Offshore renewable energy recovery systems have specific characteristics that lead to a high sensitivity to biofouling for some components. This represents a challenge for engineers during the design and maintenance phases, but also for certification bodies. As ORE farms are set up in very dynamic and inaccessible environments, the biofouling that forms there is often very little known. However, in order to predict the effects of biofouling, it is essential to know its composition and to better understand its spatial and temporal variability.

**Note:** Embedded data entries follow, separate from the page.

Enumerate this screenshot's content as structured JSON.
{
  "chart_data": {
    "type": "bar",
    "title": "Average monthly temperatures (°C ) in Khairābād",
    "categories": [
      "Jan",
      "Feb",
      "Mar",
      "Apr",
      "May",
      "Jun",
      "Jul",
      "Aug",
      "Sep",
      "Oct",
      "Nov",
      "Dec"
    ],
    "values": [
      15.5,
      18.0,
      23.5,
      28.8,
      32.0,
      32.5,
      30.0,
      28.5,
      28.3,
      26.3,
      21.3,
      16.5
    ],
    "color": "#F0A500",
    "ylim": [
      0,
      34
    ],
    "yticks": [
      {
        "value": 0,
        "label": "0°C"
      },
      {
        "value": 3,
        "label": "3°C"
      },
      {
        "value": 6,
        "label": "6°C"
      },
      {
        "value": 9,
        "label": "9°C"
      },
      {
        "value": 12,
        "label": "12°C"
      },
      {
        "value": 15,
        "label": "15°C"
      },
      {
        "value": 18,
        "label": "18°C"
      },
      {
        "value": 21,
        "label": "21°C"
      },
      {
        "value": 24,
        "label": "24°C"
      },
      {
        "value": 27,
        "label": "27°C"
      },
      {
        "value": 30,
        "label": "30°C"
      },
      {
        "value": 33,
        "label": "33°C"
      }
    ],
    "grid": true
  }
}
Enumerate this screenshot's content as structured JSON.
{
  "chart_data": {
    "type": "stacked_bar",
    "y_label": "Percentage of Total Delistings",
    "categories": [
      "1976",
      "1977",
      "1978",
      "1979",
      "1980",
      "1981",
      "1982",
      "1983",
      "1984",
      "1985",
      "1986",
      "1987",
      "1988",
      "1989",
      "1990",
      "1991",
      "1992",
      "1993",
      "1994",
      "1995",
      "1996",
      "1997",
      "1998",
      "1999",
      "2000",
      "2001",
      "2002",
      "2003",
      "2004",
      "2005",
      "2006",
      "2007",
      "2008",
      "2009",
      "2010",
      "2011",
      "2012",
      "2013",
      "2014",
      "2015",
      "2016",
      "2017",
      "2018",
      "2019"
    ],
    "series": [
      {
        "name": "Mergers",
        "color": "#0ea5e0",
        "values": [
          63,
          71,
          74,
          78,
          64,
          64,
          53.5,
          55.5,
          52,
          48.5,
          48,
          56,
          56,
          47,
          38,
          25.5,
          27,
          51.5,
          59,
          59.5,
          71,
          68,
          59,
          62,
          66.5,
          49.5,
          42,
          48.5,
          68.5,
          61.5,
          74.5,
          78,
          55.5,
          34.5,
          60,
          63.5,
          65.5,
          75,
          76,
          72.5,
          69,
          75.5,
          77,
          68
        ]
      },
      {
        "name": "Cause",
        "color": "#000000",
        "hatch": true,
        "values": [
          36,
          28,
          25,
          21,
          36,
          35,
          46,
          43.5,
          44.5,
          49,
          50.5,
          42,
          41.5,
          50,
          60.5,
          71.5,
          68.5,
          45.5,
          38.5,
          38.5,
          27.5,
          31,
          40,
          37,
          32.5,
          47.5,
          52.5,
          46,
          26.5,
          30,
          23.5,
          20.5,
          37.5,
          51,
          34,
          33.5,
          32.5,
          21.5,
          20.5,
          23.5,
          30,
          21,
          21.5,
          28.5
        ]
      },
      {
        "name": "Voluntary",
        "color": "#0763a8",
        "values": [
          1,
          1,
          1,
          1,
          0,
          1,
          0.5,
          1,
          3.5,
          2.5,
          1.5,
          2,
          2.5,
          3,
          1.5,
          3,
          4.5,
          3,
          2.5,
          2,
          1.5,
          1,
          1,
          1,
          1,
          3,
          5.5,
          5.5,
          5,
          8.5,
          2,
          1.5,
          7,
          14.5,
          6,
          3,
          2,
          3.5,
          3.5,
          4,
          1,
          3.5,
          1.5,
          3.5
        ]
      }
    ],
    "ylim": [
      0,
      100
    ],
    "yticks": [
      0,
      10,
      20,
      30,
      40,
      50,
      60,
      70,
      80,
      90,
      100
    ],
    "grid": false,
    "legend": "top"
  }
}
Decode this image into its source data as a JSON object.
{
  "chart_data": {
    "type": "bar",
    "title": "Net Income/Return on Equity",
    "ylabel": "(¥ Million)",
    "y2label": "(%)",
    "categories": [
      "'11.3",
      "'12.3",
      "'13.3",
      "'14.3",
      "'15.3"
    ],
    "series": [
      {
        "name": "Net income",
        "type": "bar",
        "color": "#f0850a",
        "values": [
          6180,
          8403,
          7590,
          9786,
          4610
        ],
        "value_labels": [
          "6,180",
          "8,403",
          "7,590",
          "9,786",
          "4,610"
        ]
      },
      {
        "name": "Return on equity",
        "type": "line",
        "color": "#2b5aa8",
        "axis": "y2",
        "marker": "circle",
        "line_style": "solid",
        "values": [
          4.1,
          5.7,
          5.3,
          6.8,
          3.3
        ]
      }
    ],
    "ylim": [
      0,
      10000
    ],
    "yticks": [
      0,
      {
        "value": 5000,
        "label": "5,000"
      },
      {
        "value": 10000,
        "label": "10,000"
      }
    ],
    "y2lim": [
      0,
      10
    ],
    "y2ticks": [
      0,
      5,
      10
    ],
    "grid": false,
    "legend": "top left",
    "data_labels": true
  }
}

Through several R&D projects, France Energies Marines, its members and partners are gradually building up a genuine biofouling observatory on the various French coastlines, close to the areas where future offshore wind farms will be built. On the Atlantic side, two sites have recently been instrumented:
- The buoy launched at the end of April at the site of the future Groix & Belle-Île floating wind farm has two mooring lines, one of which is equipped with frames with collectors that can be oriented in the current, fixed every 10 m to study biocolonisation according to depth. Since 9 July, six plate holders have been added to the star under the buoy, so that PVC holders can be attached,
- On 28 July, a system of plate holders was deployed on the drift of the buoy located on the Basse des Chats, with the assistance of the Phares & Balises.
The two instrumented sites are about 10 km apart, which is the maximum width of a commercial offshore farm. Although the swell and current conditions are similar, the bathymetry and proximity to the coast are significantly different and may clearly influence the biochemical parameters of the two sites and induce different colonisations. It will therefore be interesting to follow the observations that will be made in the coming months.